We establish new algorithmic guarantees with matching hardness results for coloring and independent set problems in one-sided expanders and related classes of graphs. For example, given a $3$-colorable regular one-sided expander, we compute in polynomial time either an independent set of relative size at least $1/2-o(1)$ or a proper $3$-coloring for all but an $o(1)$ fraction of the vertices, where $o(1)$ stands for a function that tends to $0$ with the second largest eigenvalue of the normalized adjacency matrix. This result improves on recent seminal work of Bafna, Hsieh, and Kothari (STOC 2025) developing an algorithm that efficiently finds independent sets of relative size at least $0.01$ in such graphs. We also obtain an efficient $1.6667$-factor approximation algorithm for VERTEX COVER in sufficiently strong regular one-sided expanders, improving over a previous $(2-\epsilon)$-factor approximation in such graphs for an unspecified constant $\epsilon>0$. We propose a new stratification of $k$-COLORING in terms of $k$-by-$k$ matrices akin to predicate sets for constraint satisfaction problems. We prove that whenever this matrix has repeated rows, the corresponding coloring problem is NP-hard for one-sided expanders under the Unique Games Conjecture. On the other hand, if this matrix has no repeated rows, our algorithms can solve the corresponding coloring problem on one-sided expanders in polynomial time.

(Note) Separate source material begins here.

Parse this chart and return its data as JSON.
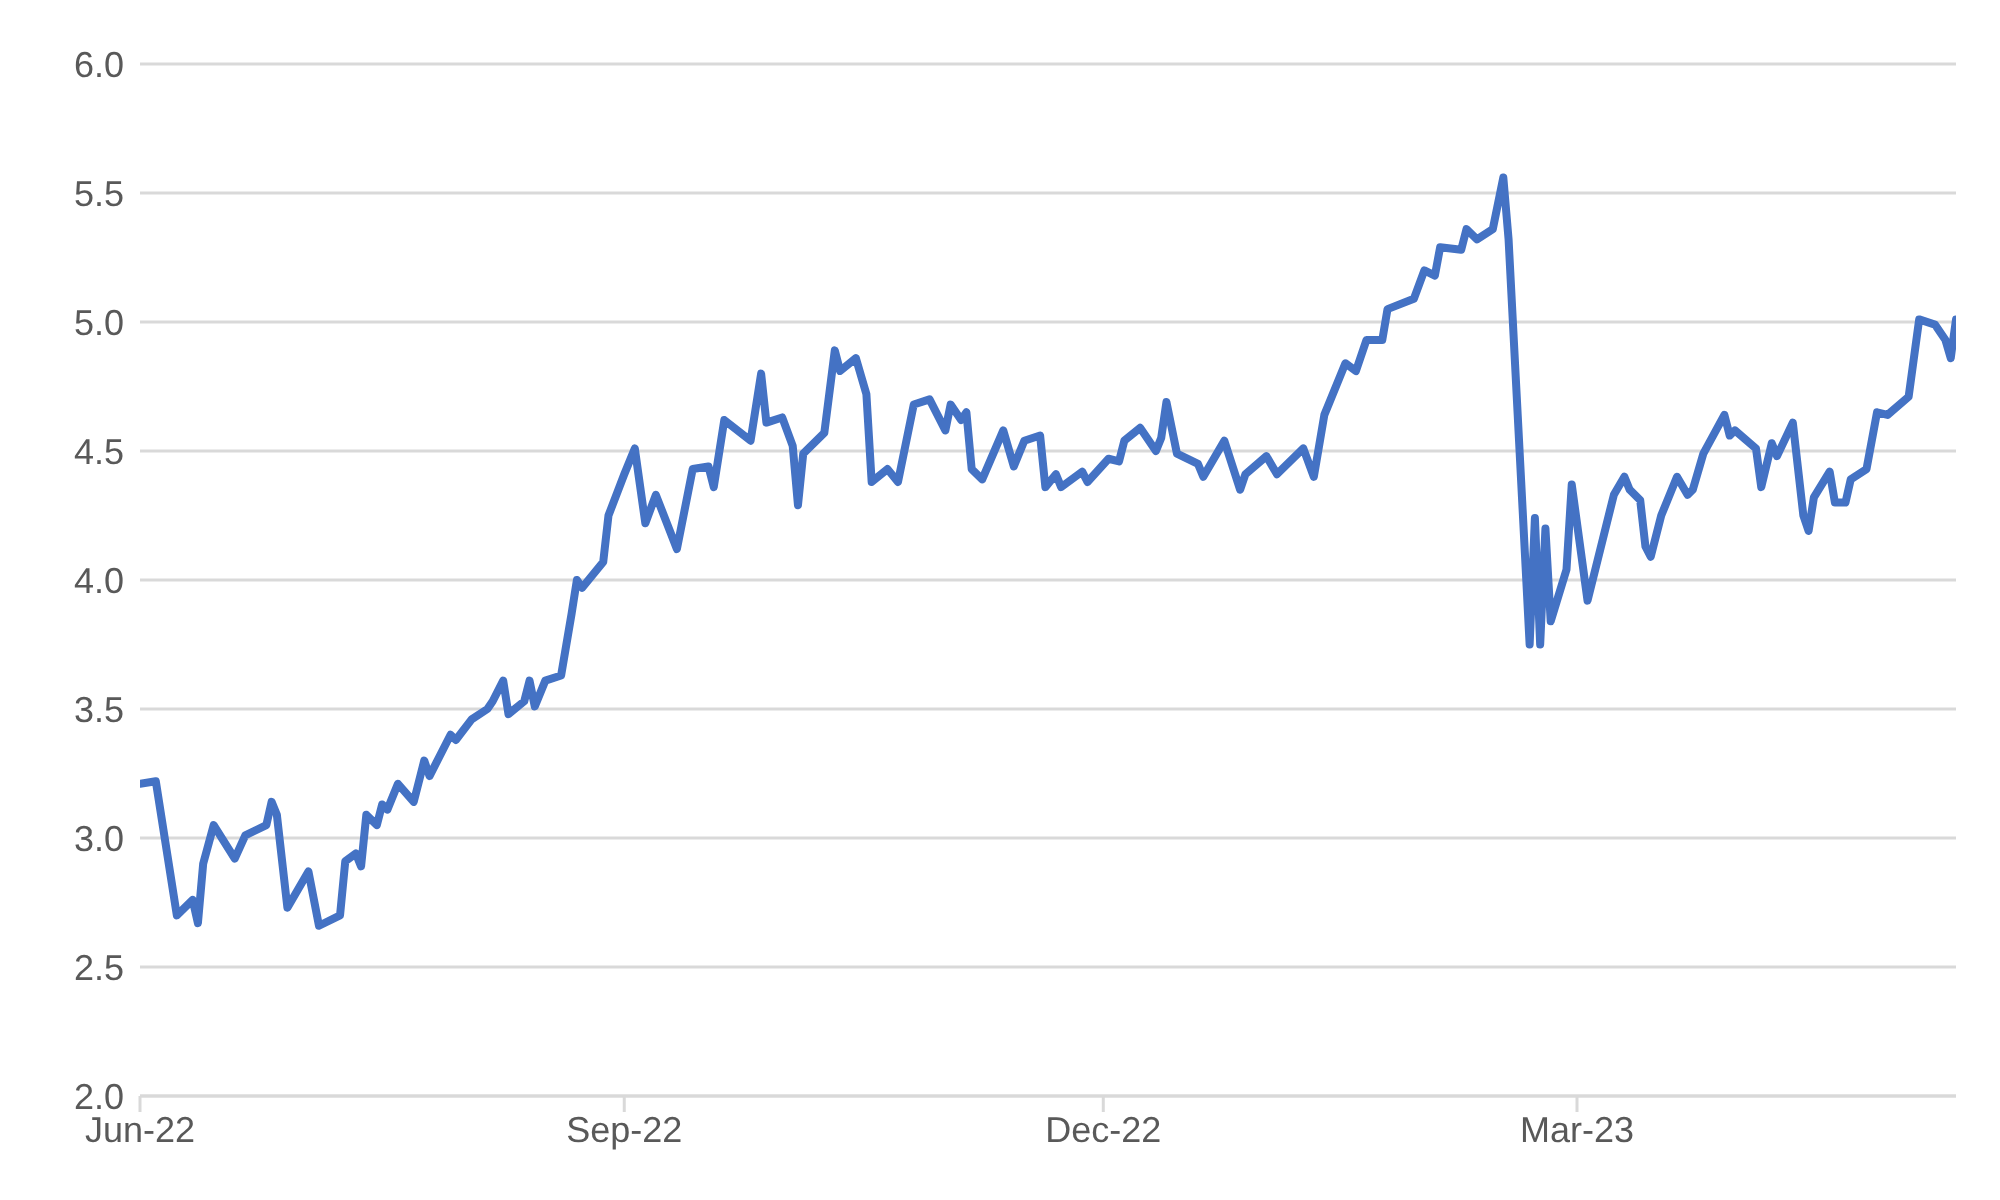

As starting point for our algorithmic results, we show a property of graph spectra that, to the best of our knowledge, has not been observed before: The number of negative eigenvalues smaller than $-\tau$ is at most $O(1/\tau^{2})$ times the number of eigenvalues larger than $\tau^{2}/2$. While this result allows us to bound the number of eigenvalues bounded away from $0$ in one-sided spectral expanders, this property alone is insufficient for our algorithmic results.